Question

\[{}^{131}I\;\]is an isotope of Iodine that \[\beta \] decays to an isotope of Xenon with a half-life of \[8\] days. A small amount of a serum labelled with \[{}^{131}I\;\] is injected into the blood of a person. The activity of the amount of \[{}^{131}I\;\] injected was \[2.4 \times {10^5}\;Becquerel{\rm{ }}\left( {Bq} \right)\]. It is known that the injected serum will get distributed uniformly in the bloodstream in less than half an hour. After \[11.5\] hours, \[2.5ml\;\] of blood is drawn from the person's body, and gives an activity of \[115\;Bq\]. The total volume of blood in the person's body, in litres is approximately (you may use \[{e^x} \approx 1 + x\;for\;\mid x\mid < < 1\;and\;ln2 \approx 0.7\]).

Answer 1

Hint: Here, total volume we need to find out here the volume can be obtained if we know the final concentration of the isotope. If N is the number of nuclei in the sample and \[\Delta N\] undergo decay in time \[\Delta t\] then \[\dfrac{{\Delta N}}{{\Delta t}} \propto N\] or \[\dfrac{{\Delta N}}{{\Delta t}} = - \lambda N\], where, \[\lambda \] is called the radioactive decay constant or disintegration constant.it is used to derive law of radioactive decay.

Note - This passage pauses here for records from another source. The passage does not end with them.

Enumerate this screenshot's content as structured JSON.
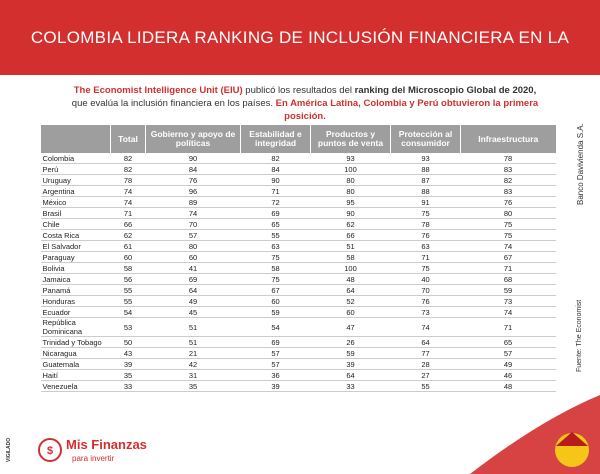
{
  "header": {
    "title": "COLOMBIA LIDERA RANKING DE INCLUSIÓN FINANCIERA EN LA REGIÓN"
  },
  "intro": [
    "The Economist Intelligence Unit (EIU)",
    " publicó los resultados del ",
    "ranking del Microscopio Global de 2020,",
    " que evalúa la inclusión financiera en los países. ",
    "En América Latina, Colombia y Perú obtuvieron la primera posición."
  ],
  "table": {
    "columns": [
      "Total",
      "Gobierno y apoyo de políticas",
      "Estabilidad e integridad",
      "Productos y puntos de venta",
      "Protección al consumidor",
      "Infraestructura"
    ],
    "rows": [
      [
        "Colombia",
        82,
        90,
        82,
        93,
        93,
        78
      ],
      [
        "Perú",
        82,
        84,
        84,
        100,
        88,
        83
      ],
      [
        "Uruguay",
        78,
        76,
        90,
        80,
        87,
        82
      ],
      [
        "Argentina",
        74,
        96,
        71,
        80,
        88,
        83
      ],
      [
        "México",
        74,
        89,
        72,
        95,
        91,
        76
      ],
      [
        "Brasil",
        71,
        74,
        69,
        90,
        75,
        80
      ],
      [
        "Chile",
        66,
        70,
        65,
        62,
        78,
        75
      ],
      [
        "Costa Rica",
        62,
        57,
        55,
        66,
        76,
        75
      ],
      [
        "El Salvador",
        61,
        80,
        63,
        51,
        63,
        74
      ],
      [
        "Paraguay",
        60,
        60,
        75,
        58,
        71,
        67
      ],
      [
        "Bolivia",
        58,
        41,
        58,
        100,
        75,
        71
      ],
      [
        "Jamaica",
        56,
        69,
        75,
        48,
        40,
        68
      ],
      [
        "Panamá",
        55,
        64,
        67,
        64,
        70,
        59
      ],
      [
        "Honduras",
        55,
        49,
        60,
        52,
        76,
        73
      ],
      [
        "Ecuador",
        54,
        45,
        59,
        60,
        73,
        74
      ],
      [
        "República Dominicana",
        53,
        51,
        54,
        47,
        74,
        71
      ],
      [
        "Trinidad y Tobago",
        50,
        51,
        69,
        26,
        64,
        65
      ],
      [
        "Nicaragua",
        43,
        21,
        57,
        59,
        77,
        57
      ],
      [
        "Guatemala",
        39,
        42,
        57,
        39,
        28,
        49
      ],
      [
        "Haití",
        35,
        31,
        36,
        64,
        27,
        46
      ],
      [
        "Venezuela",
        33,
        35,
        39,
        33,
        55,
        48
      ]
    ]
  },
  "side": {
    "bank": "Banco Davivienda S.A.",
    "source": "Fuente: The Economist",
    "vigilado": "VIGILADO"
  },
  "logo": {
    "name": "Mis Finanzas",
    "tagline": "para invertir"
  }
}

Complete Step by step answer: So We can use the following relation to find out the required value.
\[\dfrac{{\Delta N}}{{\Delta t}} = - \lambda N\]
\[\dfrac{{dN}}{N} = - \lambda t\]
Integrating both sides,
\[\int {_{{N_0}}^N} \dfrac{{dN}}{N} = - \lambda \int {_{{t_0}}^t} t\]
\[\Rightarrow \ln \left( {\dfrac{{N}}{{{N_0}}}} \right) = - \lambda t\]
\[\Rightarrow N = {N_0}{e^{ - \lambda t}}\]
This is the law of radioactive decay.
Hence, on the basis of the above equation we can derive activity of a radioactive substance: The total decay rate R of a sample of one or more radionuclides is called the activity of that sample.
\[R = \dfrac{{ - dN}}{{dt}}\; = \lambda N{e^{ - \lambda t}} = {R_0}{e^{ - \lambda t}} = \lambda N\]
Here, \[{R_0}\] is the radioactive decay rate at time\[t{\rm{ }} = {\rm{ }}0\], and R is the rate at any subsequent time t.
Given data:
\[
{t_{\dfrac{1}{2}}} = 8days\; = 8 \times \;24\;hrs\\
{R_0} = \;2.4 \times \;{10^5}Bq
\]
Using,
\[
\Rightarrow \dfrac{{0.692}}{{{t_{\dfrac{1}{2}}}}} \times t = \ln \dfrac{{{R_0}}}{R}\\
\Rightarrow \dfrac{{0.692}}{{8 \times 24}} \times 11.5 = \ln \dfrac{{2.4 \times {{10}^5}}}{R}\\
\Rightarrow \dfrac{{2.4 \times {{10}^5}}}{R} = {e^{0.041}} = 1 + 0.041\\
\Rightarrow R = \dfrac{{2.4 \times {{10}^5}}}{{1.041}} = 2.3 \times {10^5}
\]
Now, doing further calculation,
\[
115\;Bq\;i{\mathop{\rm s}\nolimits} \;in\;volume = 2.5ml\\
2.3 \times {10^5}\;Bq\;i{\mathop{\rm s}\nolimits} \;in\;volume = \dfrac{{2.5}}{{115}} \times 2.3 \times {10^5}\\
\Rightarrow = 0.05 \times {10^5}\\
\Rightarrow = 5 \times {10^3}ml\;or\;5\;litres
\]
By knowing the relationship between different units of radioactivity we can get to the appropriate answer,
\[
1\;becquerel = 1\;Bq = 1\;radioactive\;deca\;yper\;second\\
1\;curie = 1\;Ci = {3.710^{10}}\;Bq(decays\;per\;second)
\]

Hence, \[5\;litres\] is the total volume of blood in the person's body.

Note: In the same way ageing of the tree is estimated by using carbon dating technique. The carbon isotope carbon-\[14\]is used as a radioactive isotope. For mean value of a radioactive substance: Mean life \[\left( \tau \right)\] = sum of life of all atoms / total no of atoms present. \[\tau = \dfrac{1}{\lambda }\] , where, \[\lambda \] is the decay constant.